What’s more, telehealth can help address the non-coronavirus health needs of individuals who truly need it.

“It also may create more access to mental health services, and be a way to help prevent patients who already are struggling with chronic illnesses from deferring maintenance care,” PwC said.

Next, healthcare will need to tap into the community health partnerships it has developed to address the social determinants of health, a key trend that has emerged in recent years. Healthcare experts have begun to work the issue of social risk factors into their value-based care efforts, and now is the time to put these partnerships to the test.

This will be important for reaching the otherwise hard-to-reach patient populations for which many public health experts are most concerned. Community health partnerships and other social determinants of health services should focus on the trust they have with patients and then ensuring patients understand the COVID-19 risk factors and have access to treatment for the disease.

Finally, the US healthcare system will have to reexamine how it develops and manufactures medical supplies and tools.

“The COVID-19 crisis has highlighted the US medical supply chain’s reliance on foreign manufacturing facilities,” PwC wrote. “The FDA is at the center of the federal response to the COVID-19 pandemic, and its choices in the weeks ahead could allow more companies to address critical needs, from diagnostic tests and materials to ventilators, but also slow down business for other parts of the industry.”

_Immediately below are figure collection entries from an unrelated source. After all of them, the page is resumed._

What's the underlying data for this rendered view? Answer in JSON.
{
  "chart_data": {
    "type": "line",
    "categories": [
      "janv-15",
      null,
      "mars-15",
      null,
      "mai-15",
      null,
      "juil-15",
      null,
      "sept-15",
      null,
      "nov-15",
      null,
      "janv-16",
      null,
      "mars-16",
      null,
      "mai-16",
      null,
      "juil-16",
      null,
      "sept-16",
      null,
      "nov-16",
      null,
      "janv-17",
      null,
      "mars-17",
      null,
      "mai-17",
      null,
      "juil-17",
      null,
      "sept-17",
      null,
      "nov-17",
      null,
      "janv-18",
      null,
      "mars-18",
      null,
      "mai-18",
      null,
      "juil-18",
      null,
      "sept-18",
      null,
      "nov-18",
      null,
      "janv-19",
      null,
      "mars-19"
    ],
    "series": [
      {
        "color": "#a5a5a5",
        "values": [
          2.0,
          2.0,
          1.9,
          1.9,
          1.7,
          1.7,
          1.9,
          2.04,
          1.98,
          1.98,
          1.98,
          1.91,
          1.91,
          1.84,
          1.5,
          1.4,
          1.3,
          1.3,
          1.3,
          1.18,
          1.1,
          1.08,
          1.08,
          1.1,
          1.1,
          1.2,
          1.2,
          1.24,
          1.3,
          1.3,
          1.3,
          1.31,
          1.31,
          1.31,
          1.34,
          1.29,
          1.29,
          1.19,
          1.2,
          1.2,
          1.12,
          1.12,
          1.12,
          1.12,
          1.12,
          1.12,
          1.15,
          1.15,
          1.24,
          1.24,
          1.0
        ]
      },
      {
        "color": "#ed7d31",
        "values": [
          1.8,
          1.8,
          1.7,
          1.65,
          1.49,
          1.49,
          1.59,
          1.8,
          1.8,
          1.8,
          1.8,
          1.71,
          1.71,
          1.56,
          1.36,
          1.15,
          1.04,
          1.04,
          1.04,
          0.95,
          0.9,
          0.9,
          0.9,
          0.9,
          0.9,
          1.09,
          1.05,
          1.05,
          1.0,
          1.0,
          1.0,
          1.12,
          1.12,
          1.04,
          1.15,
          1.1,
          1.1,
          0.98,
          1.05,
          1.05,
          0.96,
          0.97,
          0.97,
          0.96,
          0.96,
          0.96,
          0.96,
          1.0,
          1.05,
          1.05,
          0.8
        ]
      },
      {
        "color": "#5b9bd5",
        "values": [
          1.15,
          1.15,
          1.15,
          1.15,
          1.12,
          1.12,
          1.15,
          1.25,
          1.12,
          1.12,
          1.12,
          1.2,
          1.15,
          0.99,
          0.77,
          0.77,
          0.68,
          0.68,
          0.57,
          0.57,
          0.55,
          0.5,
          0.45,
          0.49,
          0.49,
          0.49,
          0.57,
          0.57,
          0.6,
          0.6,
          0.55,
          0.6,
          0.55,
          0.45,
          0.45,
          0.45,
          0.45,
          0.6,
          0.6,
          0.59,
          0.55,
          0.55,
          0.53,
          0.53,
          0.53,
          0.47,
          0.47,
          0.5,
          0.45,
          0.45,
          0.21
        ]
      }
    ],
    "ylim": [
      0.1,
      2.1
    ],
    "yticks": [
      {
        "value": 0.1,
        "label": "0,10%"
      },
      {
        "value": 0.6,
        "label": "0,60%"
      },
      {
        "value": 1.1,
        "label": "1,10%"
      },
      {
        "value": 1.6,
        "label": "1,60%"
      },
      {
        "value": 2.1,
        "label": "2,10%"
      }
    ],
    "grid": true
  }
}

As noted above, this is not a prescriptive how-to list for addressing coronavirus, nor is it entirely exhaustive, PwC stressed.

PwC “will not attempt to lay out what the US healthcare system should do in great detail. Plans are being made and executed,” the organization wrote. “Rather, this report aims to describe six considerations for healthcare organizations as they make and execute their short- and long-term plans for handling the pandemic.”